Mamo besteht indessen auf die Teilnahme Heshos: Für seine Musik kommt nur die Stimme einer jungen Frau in Frage. Deshalb fahren die Musiker zunächst einmal zu dem (fiktiven) „Dorf der verbannten Sängerinnen“, wo Hesho mit 1334 anderen Frauen lebt. Mamo gelingt es, sie aus dem Dorf heraus und in einem Versteck im Bus über die Grenze zu schmuggeln. Ein paar Mal probt sie nun mit dem alten Mann während der Fahrt.

Diese Fahrt ist allerdings mit allerlei Schwierigkeiten verbunden. Schließlich wird Hesho von Grenzsoldaten entdeckt, die darüber hinaus de Instrumente von Mamos Söhnen zerstören. Wie aus dem Nichts taucht eine geheimnisvolle junge Frau mit dem hübschen Namen Niwemang („Halbmond“) auf, die Mamo verspricht, dass er an diesem Abend mit seinen Söhnen auf der Bühne stehen wird.

Spätestens hier verlässt der Film die realistische Ebene, um schön vom neuseeländischen Kameramann Nigel Bluck eingefangene surreale Bilder aus der abgelegenen kurdischen Bergwelt im Grenzgebiet zwischen dem Iran und dem Irak zu liefern, in denen der Tod immer präsent ist.

Damit setzt sich aber auch Bahman Ghobadi von seinem bisherigen halbdokumentarischen Stil ab, um sich etwa dem iranischen Kino eines Abbas Kiarostami (insbesondere „Der Geschmack der Kirsche“) anzunähern. Zwar bleibt er seinem Sujet treu, den Lebensbedingungen des kurdischen Volkes zu zeigen. Die filmische Bildersprache wird jedoch von einem magischen Realismus geprägt, der stellenweise an das Kino des bosnischen Regisseurs Emir Kusturica gemahnt.

So erweist sich „Half Moon“ als eine Fortsetzung von „Verloren im Irak“ mit anderen Gestaltungsmitteln. Die durchaus komischen und romantischen Züge, die „Verloren im Irak“ noch besaß, werden hier von der Symbolik ersetzt. Denn das Konzert im Irak, für das Mamo und seine Söhne alle Beschwernisse auf sich nehmen, besitzt metaphorischen Charakter.
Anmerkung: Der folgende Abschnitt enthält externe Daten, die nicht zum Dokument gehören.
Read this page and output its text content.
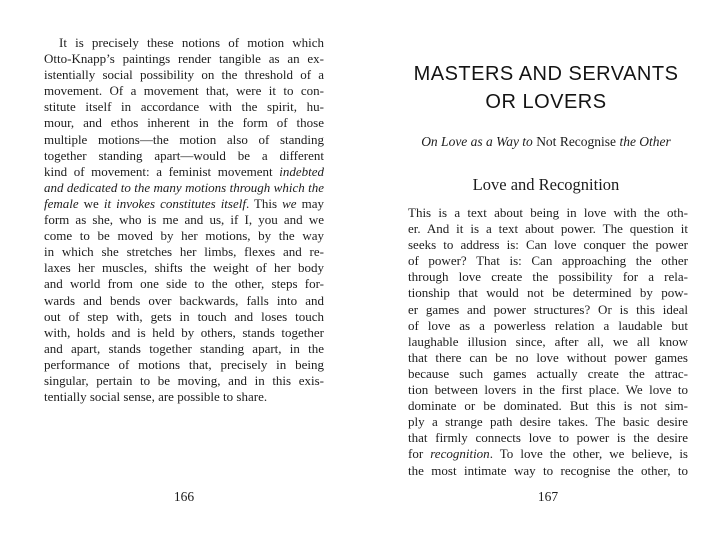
It is precisely these notions of motion which
Otto-Knapp’s paintings render tangible as an ex-
istentially social possibility on the threshold of a
movement. Of a movement that, were it to con-
stitute itself in accordance with the spirit, hu-
mour, and ethos inherent in the form of those
multiple motions—the motion also of standing
together standing apart—would be a different
kind of movement: a feminist movement indebted
and dedicated to the many motions through which the
female we it invokes constitutes itself. This we may
form as she, who is me and us, if I, you and we
come to be moved by her motions, by the way
in which she stretches her limbs, flexes and re-
laxes her muscles, shifts the weight of her body
and world from one side to the other, steps for-
wards and bends over backwards, falls into and
out of step with, gets in touch and loses touch
with, holds and is held by others, stands together
and apart, stands together standing apart, in the
performance of motions that, precisely in being
singular, pertain to be moving, and in this exis-
tentially social sense, are possible to share.
166
MASTERS AND SERVANTS
OR LOVERS
On Love as a Way to Not Recognise the Other
Love and Recognition
This is a text about being in love with the oth-
er. And it is a text about power. The question it
seeks to address is: Can love conquer the power
of power? That is: Can approaching the other
through love create the possibility for a rela-
tionship that would not be determined by pow-
er games and power structures? Or is this ideal
of love as a powerless relation a laudable but
laughable illusion since, after all, we all know
that there can be no love without power games
because such games actually create the attrac-
tion between lovers in the first place. We love to
dominate or be dominated. But this is not sim-
ply a strange path desire takes. The basic desire
that firmly connects love to power is the desire
for recognition. To love the other, we believe, is
the most intimate way to recognise the other, to
167
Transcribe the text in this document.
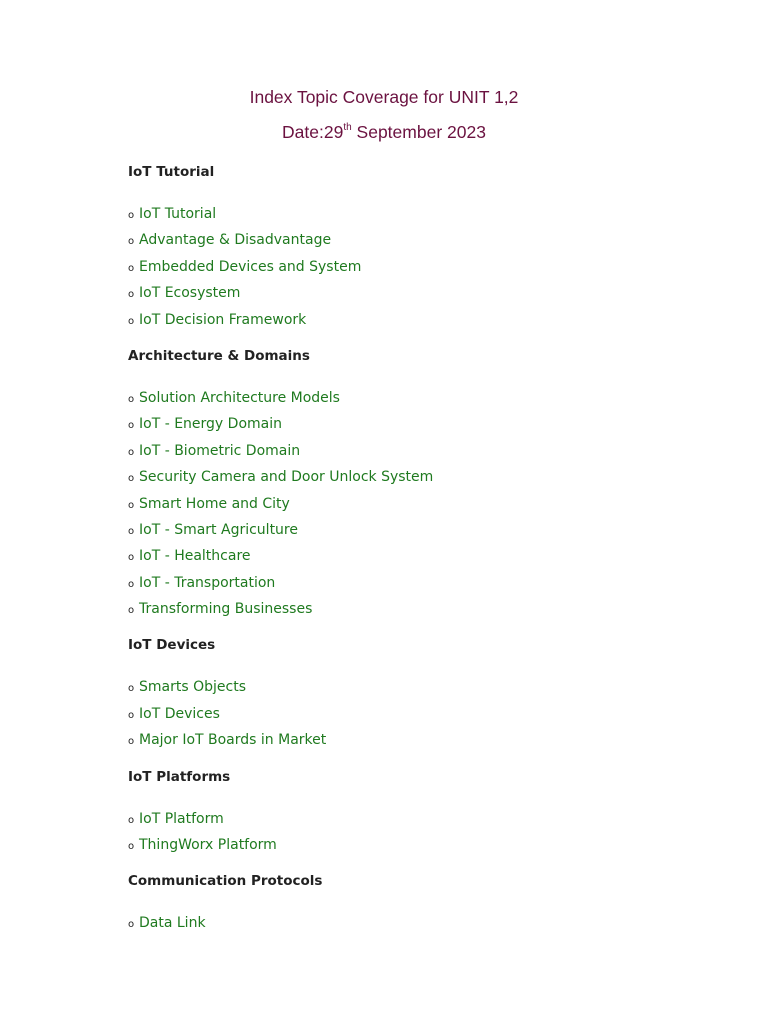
Index Topic Coverage for UNIT 1,2
Date:29th September 2023
IoT Tutorial
oIoT Tutorial
oAdvantage & Disadvantage
oEmbedded Devices and System
oIoT Ecosystem
oIoT Decision Framework
Architecture & Domains
oSolution Architecture Models
oIoT - Energy Domain
oIoT - Biometric Domain
oSecurity Camera and Door Unlock System
oSmart Home and City
oIoT - Smart Agriculture
oIoT - Healthcare
oIoT - Transportation
oTransforming Businesses
IoT Devices
oSmarts Objects
oIoT Devices
oMajor IoT Boards in Market
IoT Platforms
oIoT Platform
oThingWorx Platform
Communication Protocols
oData Link
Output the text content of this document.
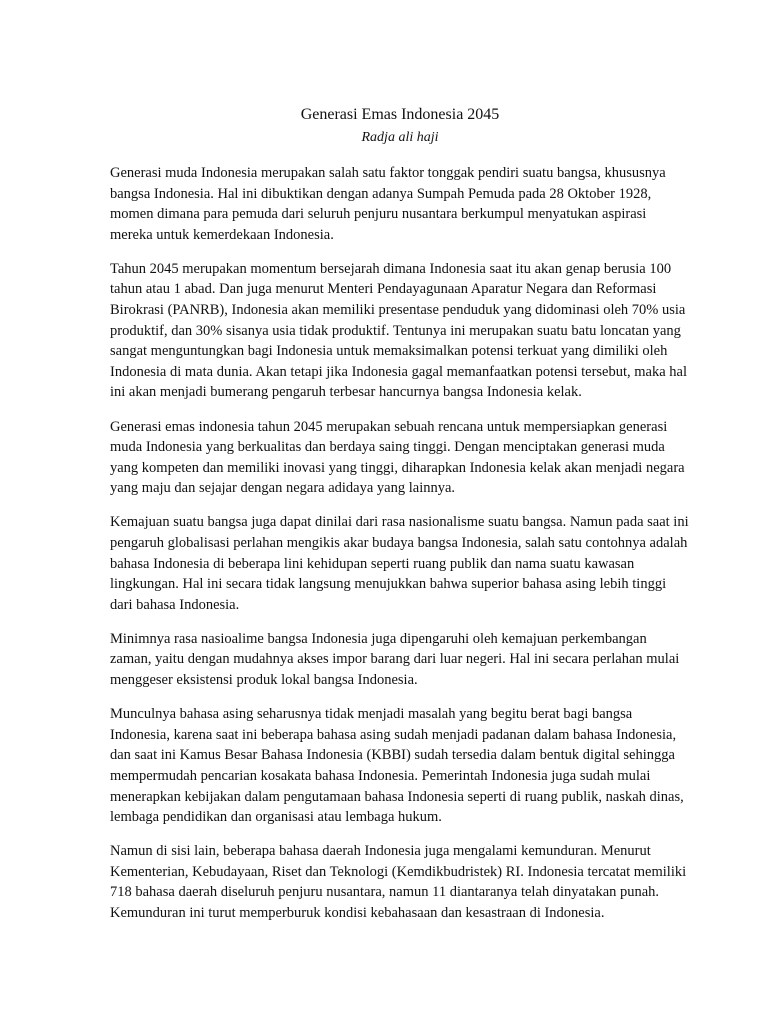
Generasi Emas Indonesia 2045
Radja ali haji

Generasi muda Indonesia merupakan salah satu faktor tonggak pendiri suatu bangsa, khususnya bangsa Indonesia. Hal ini dibuktikan dengan adanya Sumpah Pemuda pada 28 Oktober 1928, momen dimana para pemuda dari seluruh penjuru nusantara berkumpul menyatukan aspirasi mereka untuk kemerdekaan Indonesia.

Tahun 2045 merupakan momentum bersejarah dimana Indonesia saat itu akan genap berusia 100 tahun atau 1 abad. Dan juga menurut Menteri Pendayagunaan Aparatur Negara dan Reformasi Birokrasi (PANRB), Indonesia akan memiliki presentase penduduk yang didominasi oleh 70% usia produktif, dan 30% sisanya usia tidak produktif. Tentunya ini merupakan suatu batu loncatan yang sangat menguntungkan bagi Indonesia untuk memaksimalkan potensi terkuat yang dimiliki oleh Indonesia di mata dunia. Akan tetapi jika Indonesia gagal memanfaatkan potensi tersebut, maka hal ini akan menjadi bumerang pengaruh terbesar hancurnya bangsa Indonesia kelak.

Generasi emas indonesia tahun 2045 merupakan sebuah rencana untuk mempersiapkan generasi muda Indonesia yang berkualitas dan berdaya saing tinggi. Dengan menciptakan generasi muda yang kompeten dan memiliki inovasi yang tinggi, diharapkan Indonesia kelak akan menjadi negara yang maju dan sejajar dengan negara adidaya yang lainnya.

Kemajuan suatu bangsa juga dapat dinilai dari rasa nasionalisme suatu bangsa. Namun pada saat ini pengaruh globalisasi perlahan mengikis akar budaya bangsa Indonesia, salah satu contohnya adalah bahasa Indonesia di beberapa lini kehidupan seperti ruang publik dan nama suatu kawasan lingkungan. Hal ini secara tidak langsung menujukkan bahwa superior bahasa asing lebih tinggi dari bahasa Indonesia.

Minimnya rasa nasioalime bangsa Indonesia juga dipengaruhi oleh kemajuan perkembangan zaman, yaitu dengan mudahnya akses impor barang dari luar negeri. Hal ini secara perlahan mulai menggeser eksistensi produk lokal bangsa Indonesia.

Munculnya bahasa asing seharusnya tidak menjadi masalah yang begitu berat bagi bangsa Indonesia, karena saat ini beberapa bahasa asing sudah menjadi padanan dalam bahasa Indonesia, dan saat ini Kamus Besar Bahasa Indonesia (KBBI) sudah tersedia dalam bentuk digital sehingga mempermudah pencarian kosakata bahasa Indonesia. Pemerintah Indonesia juga sudah mulai menerapkan kebijakan dalam pengutamaan bahasa Indonesia seperti di ruang publik, naskah dinas, lembaga pendidikan dan organisasi atau lembaga hukum.

Namun di sisi lain, beberapa bahasa daerah Indonesia juga mengalami kemunduran. Menurut Kementerian, Kebudayaan, Riset dan Teknologi (Kemdikbudristek) RI. Indonesia tercatat memiliki 718 bahasa daerah diseluruh penjuru nusantara, namun 11 diantaranya telah dinyatakan punah. Kemunduran ini turut memperburuk kondisi kebahasaan dan kesastraan di Indonesia.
Bahman Ghobadi bleibt indes in politischer Hinsicht seinen früheren Filmen treu: Auf die Unterdrückung der Kurden hinzuweisen.

„Half Moon“ entstand als Beitrag zum Mozart-Jahr 2006. In Interviews führt Regisseur Ghobadi denn auch aus, dass sein Film eine Hommage an Mozart sei: „Mozarts Requiem hat mich zu diesem Film geführt. Während des Schreibens und Filmens musste ich immer wieder über Mozart und Mamo am Ende ihrer beider Leben nachdenken“. Wie Mozart kämpft Mamo für seine musikalische Vision bis zum Schluss.